It started with a challenge. It was 2008. Michael Joseph, a lover of classical music and the chief executive of Safaricom, invited music director Ken Wakia to his office and expressed his intention to start a 200-member choir at the communications company.
“First of all I told him he was a bit crazy,” Wakia says. ‘Because that’s not possible, unless he employed people to sing, because his employees were not singers, they were not musicians.”
But Joseph told him it was a challenge, he wanted him to do it and he wanted the group to be of extremely high quality. Wakia, lead a choir called Nairobi Chamber Chorus and Joseph had attended some of its concerts, so he knew what the director was up to the task.
Thus the process of establishing the Safaricom choir started. Wakia held auditions for the company’s employees towards the end of 2008. About 75 people took part auditions held at Safaricom House, in Nairobi and at its Jambo Contact Centre in Mlolongo. Unfortunately, after listening to them for about a week, only a handful passed the test.
“So I went back to him and told him ‘Michael Joseph, this is not going to work’. And he asked me why. I told him that none of these people can sing.

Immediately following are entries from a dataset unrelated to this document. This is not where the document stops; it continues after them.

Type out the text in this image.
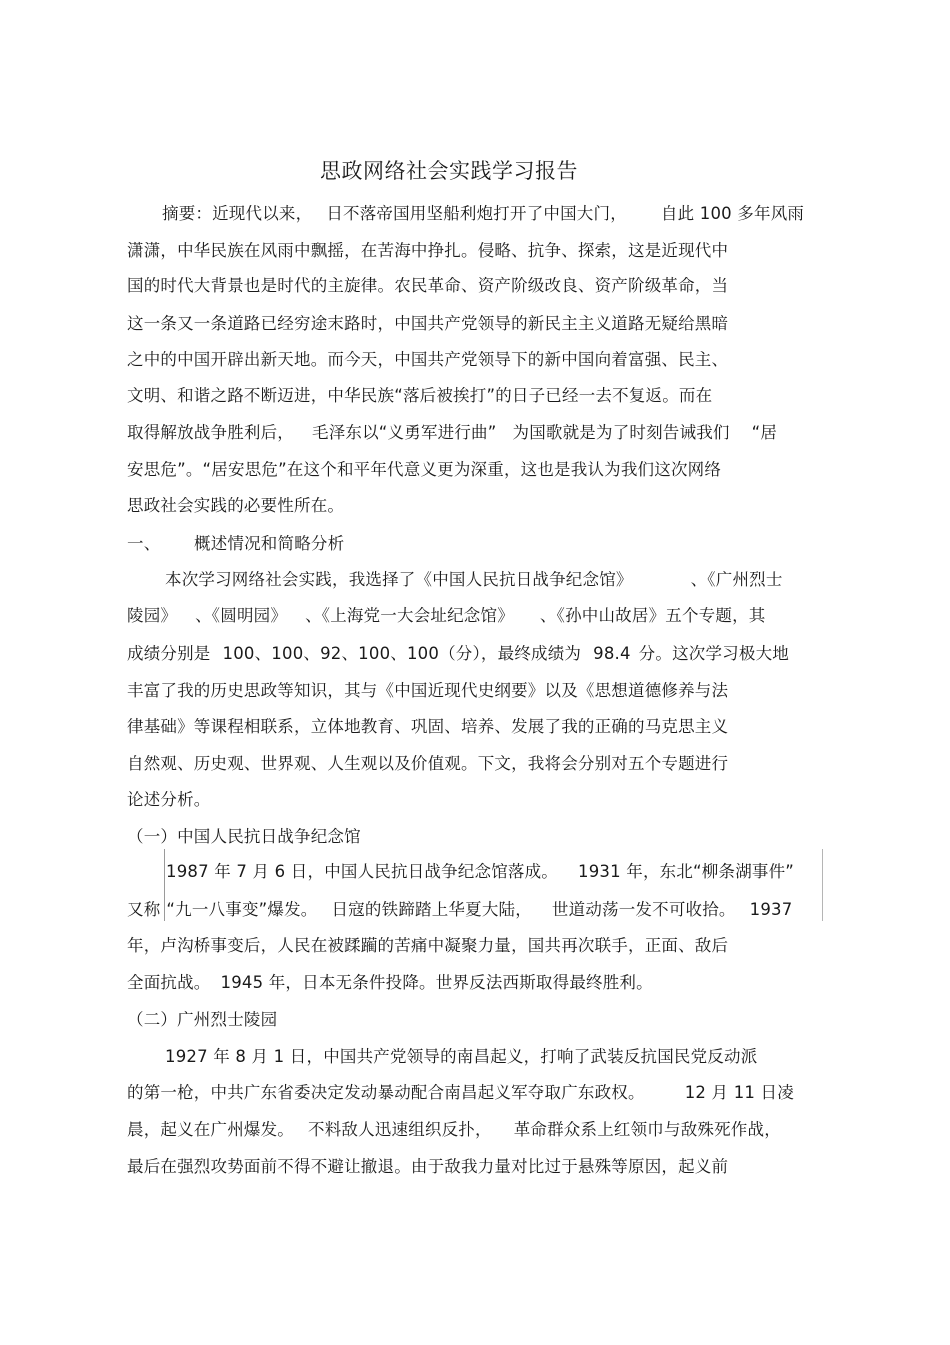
思政网络社会实践学习报告
摘要：近现代以来， 日不落帝国用坚船利炮打开了中国大门， 自此 100 多年风雨
潇潇，中华民族在风雨中飘摇，在苦海中挣扎。侵略、抗争、探索，这是近现代中
国的时代大背景也是时代的主旋律。农民革命、资产阶级改良、资产阶级革命，当
这一条又一条道路已经穷途末路时，中国共产党领导的新民主主义道路无疑给黑暗
之中的中国开辟出新天地。而今天，中国共产党领导下的新中国向着富强、民主、
文明、和谐之路不断迈进，中华民族“落后被挨打”的日子已经一去不复返。而在
取得解放战争胜利后， 毛泽东以“义勇军进行曲” 为国歌就是为了时刻告诫我们 “居
安思危”。“居安思危”在这个和平年代意义更为深重，这也是我认为我们这次网络
思政社会实践的必要性所在。
一、 概述情况和简略分析
本次学习网络社会实践，我选择了《中国人民抗日战争纪念馆》	、《广州烈士
陵园》 、《圆明园》 、《上海党一大会址纪念馆》 、《孙中山故居》五个专题，其
成绩分别是 100、100、92、100、100（分），最终成绩为 98.4 分。这次学习极大地
丰富了我的历史思政等知识，其与《中国近现代史纲要》以及《思想道德修养与法
律基础》等课程相联系，立体地教育、巩固、培养、发展了我的正确的马克思主义
自然观、历史观、世界观、人生观以及价值观。下文，我将会分别对五个专题进行
论述分析。
（一）中国人民抗日战争纪念馆
1987 年 7 月 6 日，中国人民抗日战争纪念馆落成。 1931 年，东北“柳条湖事件”
又称 “九一八事变”爆发。 日寇的铁蹄踏上华夏大陆， 世道动荡一发不可收拾。 1937
年，卢沟桥事变后，人民在被蹂躏的苦痛中凝聚力量，国共再次联手，正面、敌后
全面抗战。 1945 年，日本无条件投降。世界反法西斯取得最终胜利。
（二）广州烈士陵园
1927 年 8 月 1 日，中国共产党领导的南昌起义，打响了武装反抗国民党反动派
的第一枪，中共广东省委决定发动暴动配合南昌起义军夺取广东政权。 12 月 11 日凌
晨，起义在广州爆发。 不料敌人迅速组织反扑， 革命群众系上红领巾与敌殊死作战，
最后在强烈攻势面前不得不避让撤退。由于敌我力量对比过于悬殊等原因，起义前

He said ‘you have to make it work’,” Wakia recalls during an interview at Vogue Café at Nairobi National Museum on February 10.

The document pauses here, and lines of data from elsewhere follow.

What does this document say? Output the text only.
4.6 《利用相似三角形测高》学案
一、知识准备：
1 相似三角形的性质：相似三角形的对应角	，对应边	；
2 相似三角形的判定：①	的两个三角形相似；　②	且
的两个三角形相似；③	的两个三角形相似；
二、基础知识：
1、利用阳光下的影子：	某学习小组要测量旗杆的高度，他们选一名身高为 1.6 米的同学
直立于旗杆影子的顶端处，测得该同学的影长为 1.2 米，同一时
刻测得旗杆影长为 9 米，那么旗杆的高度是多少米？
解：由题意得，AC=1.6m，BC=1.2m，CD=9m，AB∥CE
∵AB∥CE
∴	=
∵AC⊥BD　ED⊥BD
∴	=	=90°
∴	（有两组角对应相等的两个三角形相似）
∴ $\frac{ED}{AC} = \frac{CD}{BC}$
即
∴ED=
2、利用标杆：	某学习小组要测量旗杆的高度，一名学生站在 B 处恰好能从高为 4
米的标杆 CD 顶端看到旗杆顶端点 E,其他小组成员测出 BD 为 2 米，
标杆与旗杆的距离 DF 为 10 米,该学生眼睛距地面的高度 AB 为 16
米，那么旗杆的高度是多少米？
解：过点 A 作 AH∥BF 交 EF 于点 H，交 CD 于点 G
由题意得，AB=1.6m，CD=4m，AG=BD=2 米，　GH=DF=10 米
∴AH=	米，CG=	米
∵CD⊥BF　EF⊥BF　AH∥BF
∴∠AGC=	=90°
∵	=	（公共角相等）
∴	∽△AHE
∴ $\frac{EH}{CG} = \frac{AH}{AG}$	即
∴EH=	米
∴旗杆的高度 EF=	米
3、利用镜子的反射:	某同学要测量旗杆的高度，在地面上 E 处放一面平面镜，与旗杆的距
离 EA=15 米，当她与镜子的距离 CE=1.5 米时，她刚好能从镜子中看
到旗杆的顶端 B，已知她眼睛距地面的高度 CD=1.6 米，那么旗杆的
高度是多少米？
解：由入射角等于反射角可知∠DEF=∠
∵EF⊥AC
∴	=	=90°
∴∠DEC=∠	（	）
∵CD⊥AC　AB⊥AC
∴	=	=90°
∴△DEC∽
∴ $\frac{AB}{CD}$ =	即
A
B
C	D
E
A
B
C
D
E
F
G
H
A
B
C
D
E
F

The choir director then held a second round of auditions. This time, about 80 employees took part – including some who were also in the initial round. Wakia says he did not lower the expectations or standards. After the second auditions, he was able to start off with a team of about 70 and started the Safaricom choir in January 2009. And he became its founding director.
In April, they staged their first performance, at the Safaricom Classical Fusion Festival at Impala Club in Nairobi.

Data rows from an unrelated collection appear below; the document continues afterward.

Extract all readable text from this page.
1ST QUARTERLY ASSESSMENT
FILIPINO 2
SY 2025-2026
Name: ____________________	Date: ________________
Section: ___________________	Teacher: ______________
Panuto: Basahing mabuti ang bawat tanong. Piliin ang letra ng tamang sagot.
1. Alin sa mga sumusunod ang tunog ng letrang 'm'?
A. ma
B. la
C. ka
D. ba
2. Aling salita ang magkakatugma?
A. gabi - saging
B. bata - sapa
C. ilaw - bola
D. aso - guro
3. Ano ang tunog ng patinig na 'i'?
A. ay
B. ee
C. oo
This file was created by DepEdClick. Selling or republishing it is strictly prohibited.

Wakia terms it their most memorable event to date.
“Partly because this was just a brand new group and to imagine that we were able to live up to the expectations of the CEO then within a very short time was something to die for. But it’s also just the fact that when we performed the response we got from the audience was extremely moving,” Ken Wakia, Safaricom Choir director
Since then, they have been performing every year at concerts and at Safaricom events. Members train every Thursday from 6pm to 7:30pm at Safaricom House. Some employees are bussed from the Mlolongo office. The choir has 101 members – 64 men and 37 women. Some employees have been members since the start in 2009. Auditions are held every two years to replace those who leave the company.
So how does he manage the choir? The founding director says there is a committee of five that helps him run the choir or organise events. And there are about 10 people called mentors who help train members. Wakia shares the job of conducting the choir with the mentors and his assistant.
He says: “My task is basically to research and to create a repertoire for every season and to make sure that the choir learns and performs that repertoire. My task is also to introduce the choir to different styles and to people within the choral industry to help them experience and interact with different people in this industry”.